1 My hope is built on nothing less
than Jesus' blood and righteousness;
I dare not trust the sweetest frame,
but wholly lean on Jesus' name.
Refrain:
On Christ, the solid Rock, I stand:
all other ground is sinking sand;
all other ground is sinking sand.
2 When darkness veils his lovely face,
I rest on his unchanging grace;
in every high and stormy gale,
my anchor holds within the veil. [Refrain]
3 His oath, his covenant, his blood,
support me in the whelming flood;
when all around my soul gives way,
he then is all my hope and stay. [Refrain]
4 When he shall come with trumpet sound,
O may I then in him be found:
dressed in his righteousness alone,
faultless to stand before the throne. [Refrain]
Worship and Rejoice (2003)
First Line: | My hope is built on nothing less |
Title: | My Hope is Built on Nothing Less |
Author: | Edward Mote (1834) |
Meter: | 8.8.8.8.8.8.8 |
Language: | English |
Refrain First Line: | On Christ the solid rock I stand |
Notes: | Spanish translation: See "Segura mi esperanza esta" by Juan N. De Los Santos, translation based on "There's no other place I can hide" See" "No existe otro lugar" by Gerardo Oberman; Swahili translation: See "Cha kutumaini sina"; English paraphrase (based on "Cha kutumaini sina"): See "There's no other place I can hide" by Greg Scheer; |
Copyright: | Public Domain |
Liturgical Use: | Songs of Response |
As Edward Mote was walking to work one day in 1834, the thought popped into his head to write a hymn on the “Gracious Experience of a Christian.” As he walked up the road, he had the chorus, “On Christ, the solid Rock, I stand; All other ground is sinking sand.” By the end of the day, he had the first four verses written out and safely tucked away in his pocket. Later that week, he visited his friend whose wife was very ill, and as they couldn’t find a hymnal to sing from, he dug up his newly written verses and sang those with the couple. The wife enjoyed them so much she asked for a copy, and Mote went home to finish the last two verses and sent it off to a publisher, saying, “As these verses so met the dying woman’s case, my attention to them was the more arrested, and I had a thousand printed for distribution” (Lutheran Hymnal Handbook). Almost two centuries later, we continue to sing these words of hope and assurance, our declaration that in the midst of all trials and storms, we will cling to the rock that is our Savior.

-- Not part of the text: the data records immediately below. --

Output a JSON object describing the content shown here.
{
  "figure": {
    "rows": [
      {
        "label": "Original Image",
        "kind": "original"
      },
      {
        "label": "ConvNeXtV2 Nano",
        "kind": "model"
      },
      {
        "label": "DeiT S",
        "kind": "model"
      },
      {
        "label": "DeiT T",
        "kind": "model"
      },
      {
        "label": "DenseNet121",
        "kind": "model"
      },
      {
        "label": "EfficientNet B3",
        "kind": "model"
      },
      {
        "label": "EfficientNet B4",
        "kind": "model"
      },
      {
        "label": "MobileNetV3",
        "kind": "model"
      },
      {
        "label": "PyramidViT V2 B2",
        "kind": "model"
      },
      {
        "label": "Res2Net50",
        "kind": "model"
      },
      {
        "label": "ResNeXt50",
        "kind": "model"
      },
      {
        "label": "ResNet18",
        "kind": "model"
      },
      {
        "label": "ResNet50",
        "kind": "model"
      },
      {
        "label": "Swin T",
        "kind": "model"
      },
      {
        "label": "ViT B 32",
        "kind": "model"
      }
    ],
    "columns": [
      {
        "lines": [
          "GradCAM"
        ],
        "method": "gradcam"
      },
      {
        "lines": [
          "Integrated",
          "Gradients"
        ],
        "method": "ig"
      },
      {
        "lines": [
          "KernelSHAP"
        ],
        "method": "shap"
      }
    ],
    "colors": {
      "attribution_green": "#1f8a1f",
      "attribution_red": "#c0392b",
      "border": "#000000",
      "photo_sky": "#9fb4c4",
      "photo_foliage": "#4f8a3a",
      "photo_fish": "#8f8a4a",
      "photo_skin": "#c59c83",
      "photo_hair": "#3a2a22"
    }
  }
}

Mote’s original text consisted of six verses; today’s modern hymnals generally contain the first four verses (the new first verse is made from the first 2 lines of verse 2, and the last 2 lines of verse 1), and verse 6 with a modified first line, from “When I shall launch in worlds unseen” to “When he shall come with trumpet sound.”

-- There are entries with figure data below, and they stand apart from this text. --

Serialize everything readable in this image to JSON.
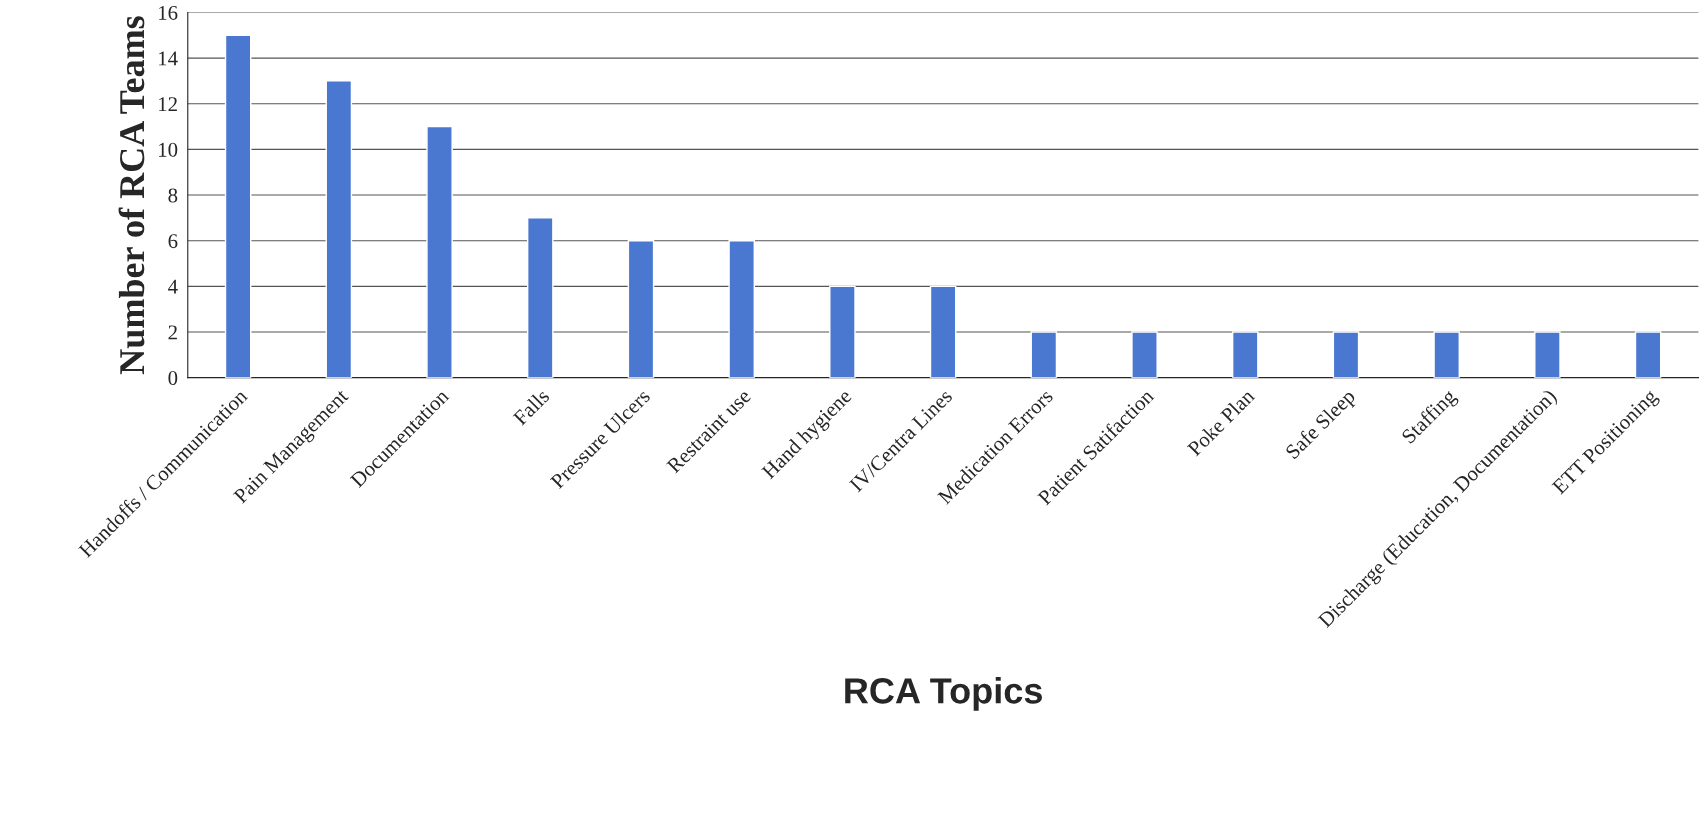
{
  "chart_data": {
    "type": "bar",
    "xlabel": "RCA Topics",
    "ylabel": "Number of RCA Teams",
    "categories": [
      "Handoffs / Communication",
      "Pain Management",
      "Documentation",
      "Falls",
      "Pressure Ulcers",
      "Restraint use",
      "Hand hygiene",
      "IV/Centra Lines",
      "Medication Errors",
      "Patient Satifaction",
      "Poke Plan",
      "Safe Sleep",
      "Staffing",
      "Discharge (Education, Documentation)",
      "ETT Positioning"
    ],
    "values": [
      15,
      13,
      11,
      7,
      6,
      6,
      4,
      4,
      2,
      2,
      2,
      2,
      2,
      2,
      2
    ],
    "color": "#4a78d0",
    "ylim": [
      0,
      16
    ],
    "yticks": [
      0,
      2,
      4,
      6,
      8,
      10,
      12,
      14,
      16
    ],
    "grid": "y"
  }
}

The most commonly used tune is SOLID ROCK, composed by William B. Bradbury for Mote’s hymn text, and first published in 1864. One of the challenges of using this tune with a worship band and drummer is the ambiguity between the pick and the downbeat. This can be solved by setting the text to a different tune, such as the Getty tune “When Trials Come.” An arrangement of this tune with a brilliant fiddle turn-around, as arranged by Ben Dykstra at Calvin College in 2009 can be found on the Calvin Worship Symposium vimeo site, under Symposium 2011, Friday Morning Worship.
Celebration Hymnal #526 has a great arrangement for piano on the final verse, as well as an optional choral ending. There’s also a good piano arrangement in Hal H. Hopson’s The Creative Use of the Piano in Worship. In general, this is a piece that can be thickened up and played rather largely on the piano, so feel free to use octaves and fill in some of the pauses.
This is a hymn that works well in a number of spots during a service: it could be an opening song of praise, a response to the assurance of pardon after confessing our tendencies to rely on ourselves, or as a response to a sermon or Scripture reading about our need to trust in and rely on God. It can be beautifully paired with the Swahili Song, “Kwake Yesu Nasimama” (Here on Jesus Christ I will Stand), translated into English and then paraphrased by church musician, Greg Scheer. This is a fabulous global chorus of praise that is simple enough to learn, and follows the same Scriptural themes as “My Hope is Built.”